DeepSeek OCR 2: Advanced Optical Character Recognition Technology

    
        By vramkickedin    
     | 
    
            January 30, 2026 at 7:38 pm        
    
     | 
    
        2 min read

DeepSeek AI has unveiled DeepSeek OCR 2, a sophisticated optical character recognition (OCR) system that introduces significant improvements in vision token processing and encoder capabilities. Meaning this model can actually see the images like we do.

The new model builds upon the previous DeepSeek OCR framework, implementing advanced technical innovations that enhance image text extraction and processing. The research team developed a multi-stage training approach that focuses on encoder pretraining, query enhancement, and decoder specialization to optimize performance.

Technical Architecture and Features

The DeepSeek OCR 2 leverages a unique attention mask architecture that combines bidirectional and causal attention mechanisms for visual token processing. Key features include:

DeepEncoder V2 with Visual Causal Flow
Two-stage reasoning loop
Small 3B parameter size
Document and layout handling
Token and resolution strategy
Multilingual support
Multi-format input supporting pdfs, images and more

Training Methodology and Performance

DeepSeek AI implemented a comprehensive three-stage training pipeline to develop DeepSeek OCR 2. The training process involved:

Encoder pretraining using language modeling objectives
Query enhancement with unified data loading
Continued LLM training with frozen encoder parameters

The research utilized a whopping 160 A100 GPUs across 20 nodes, processing approximately 100 million image-text pair samples.

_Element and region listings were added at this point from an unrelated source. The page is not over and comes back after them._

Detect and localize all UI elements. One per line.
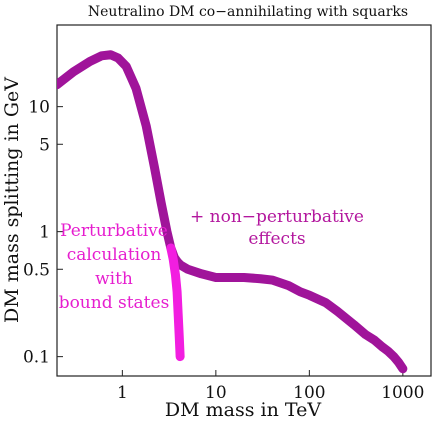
series-group [57, 50, 408, 374]
x-tick-label: 100 [293, 383, 325, 403]
y-axis-label: DM mass splitting in GeV [1, 77, 23, 323]
y-tick-label: 0.1 [23, 348, 50, 368]
y-tick-label: 5 [39, 135, 50, 155]
x-axis-label: DM mass in TeV [165, 399, 321, 421]
x-tick-label: 10 [205, 383, 227, 403]
annotations: Perturbative calculation with bound states +… [59, 207, 364, 313]
y-tick-label: 1 [39, 223, 50, 243]
y-tick-label: 10 [28, 98, 50, 118]
plot-frame [56, 24, 432, 377]
annotation-non-perturbative: + non−perturbative effects [190, 207, 364, 249]
annotation-perturbative: Perturbative calculation with bound states [59, 221, 170, 313]
axis-ticks: 1 10 100 1000 0.1 0.5 1 5 10 [23, 98, 425, 403]
chart-title: Neutralino DM co−annihilating with squar… [88, 4, 408, 20]
series-line-perturbative [166, 243, 185, 362]
y-tick-label: 0.5 [23, 260, 50, 280]
x-tick-label: 1000 [381, 383, 424, 403]
series-line-full [57, 50, 408, 374]
x-tick-label: 1 [117, 383, 128, 403]
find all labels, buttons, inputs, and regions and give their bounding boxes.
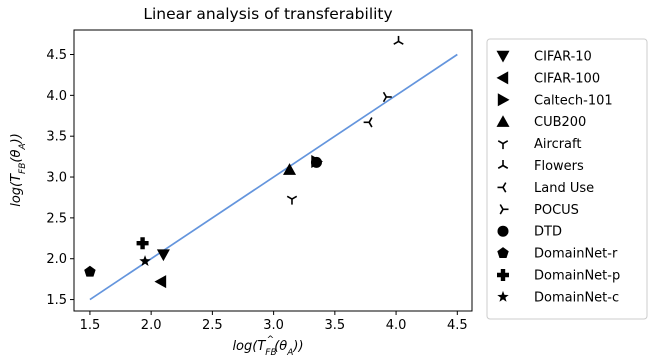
data-point (310, 156, 322, 168)
y-tick-label: 4.5 (46, 48, 67, 63)
y-axis-label: log(TFB(θA)) (9, 133, 28, 207)
plot-frame (73, 29, 473, 312)
legend-label: Caltech-101 (534, 93, 613, 108)
x-tick-label: 1.5 (80, 318, 101, 333)
y-tick-label: 2.0 (46, 252, 67, 267)
legend-frame (486, 38, 648, 320)
legend-label: Aircraft (534, 137, 581, 152)
legend-marker (496, 115, 510, 127)
y-tick-label: 3.5 (46, 130, 67, 145)
legend-marker (497, 247, 509, 258)
legend: CIFAR-10 CIFAR-100 Caltech-101 CUB200 Aircra… (486, 38, 648, 320)
legend-marker (497, 160, 509, 169)
data-point (156, 249, 170, 262)
legend-label: DomainNet-p (534, 269, 620, 284)
y-tick-label: 2.5 (46, 211, 67, 226)
legend-marker (497, 269, 509, 281)
legend-label: DTD (534, 225, 562, 240)
x-tick-label: 2.5 (202, 318, 223, 333)
data-point (382, 91, 392, 103)
x-tick-label: 3.5 (324, 318, 345, 333)
legend-marker (496, 50, 510, 63)
legend-label: CIFAR-100 (534, 71, 600, 86)
legend-label: POCUS (534, 203, 579, 218)
legend-marker (499, 204, 509, 215)
fit-line (89, 53, 458, 301)
legend-label: DomainNet-r (534, 247, 618, 262)
x-tick-label: 3.0 (263, 318, 284, 333)
plot-area (73, 29, 473, 312)
legend-label: CIFAR-10 (534, 50, 592, 65)
legend-marker (497, 290, 509, 302)
legend-marker (497, 140, 509, 150)
legend-label: CUB200 (534, 115, 586, 130)
x-axis-label: log(TFB^(θA)) (232, 335, 303, 358)
chart-title: Linear analysis of transferability (143, 5, 392, 23)
x-tick-label: 4.5 (447, 318, 468, 333)
data-point (136, 237, 149, 250)
x-tick-label: 2.0 (141, 318, 162, 333)
legend-marker (497, 93, 510, 107)
x-axis: 1.5 2.0 2.5 3.0 3.5 4.0 4.5 (80, 311, 468, 333)
data-point (154, 275, 167, 289)
data-point (363, 117, 373, 128)
y-tick-label: 3.0 (46, 171, 67, 186)
x-tick-label: 4.0 (386, 318, 407, 333)
data-points (84, 35, 404, 289)
data-point (84, 265, 96, 277)
y-tick-label: 4.0 (46, 89, 67, 104)
data-point (139, 255, 151, 267)
y-axis: 1.5 2.0 2.5 3.0 3.5 4.0 4.5 (46, 48, 74, 308)
legend-marker (496, 71, 509, 85)
data-point (286, 195, 298, 205)
data-point (283, 163, 297, 175)
legend-label: DomainNet-c (534, 290, 619, 305)
legend-label: Land Use (534, 181, 594, 196)
legend-marker (497, 182, 507, 193)
legend-label: Flowers (534, 159, 584, 174)
data-point (393, 35, 404, 45)
y-tick-label: 1.5 (46, 293, 67, 308)
legend-marker (497, 225, 509, 237)
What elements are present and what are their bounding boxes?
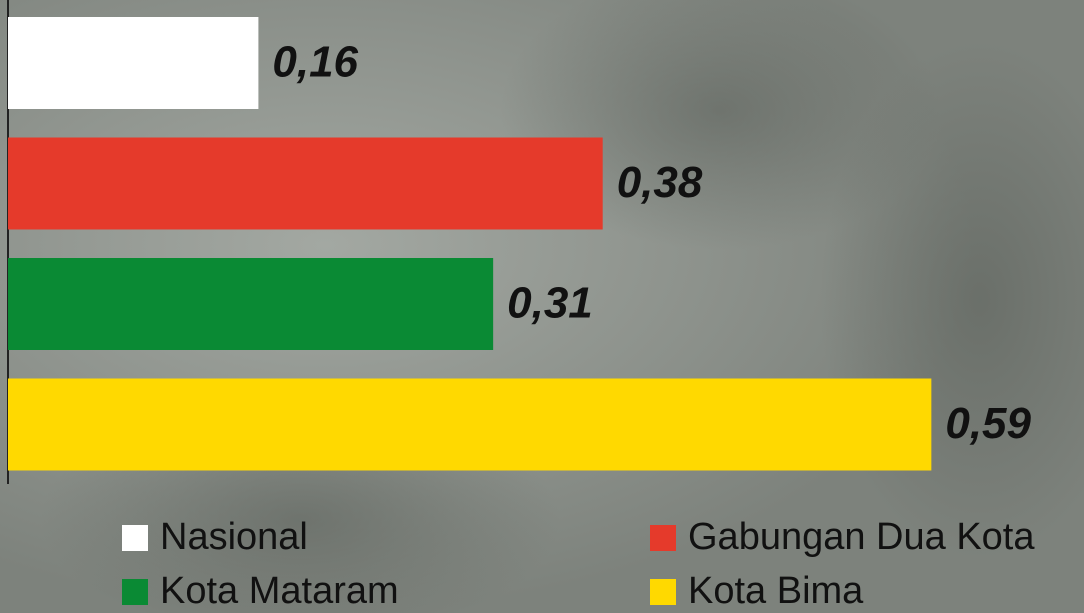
legend-label: Kota Bima xyxy=(688,570,864,612)
legend-label: Nasional xyxy=(160,516,308,558)
value-label: 0,59 xyxy=(945,399,1031,448)
legend-label: Kota Mataram xyxy=(160,570,399,612)
legend-swatch xyxy=(122,579,148,605)
value-label: 0,38 xyxy=(617,158,703,207)
legend-swatch xyxy=(650,525,676,551)
bar xyxy=(8,379,931,471)
legend-label: Gabungan Dua Kota xyxy=(688,516,1035,558)
value-label: 0,31 xyxy=(507,279,593,328)
legend-swatch xyxy=(122,525,148,551)
bar xyxy=(8,138,603,230)
page: {"chart_data": {"type": "bar", "orientat… xyxy=(0,0,1084,613)
chart: 0,16 0,38 0,31 0,59 Nasional Gabungan Dua Kot… xyxy=(0,0,1084,613)
bar xyxy=(8,258,493,350)
value-label: 0,16 xyxy=(272,38,358,87)
legend-swatch xyxy=(650,579,676,605)
bar xyxy=(8,17,258,109)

The training configuration enabled advanced feature extraction and token compression capabilities, with a focus on improving visual knowledge representation.

Model Specifications

DeepSeek OCR 2 maintains the previous model's decoder structure, utilizing a 3B-parameter Mixture of Experts (MoE) framework with approximately 500M active parameters. The model supports visual token processing with a maximum of 1120 tokens, which is comparable to other advanced vision-language models like Gemini-3-Pro.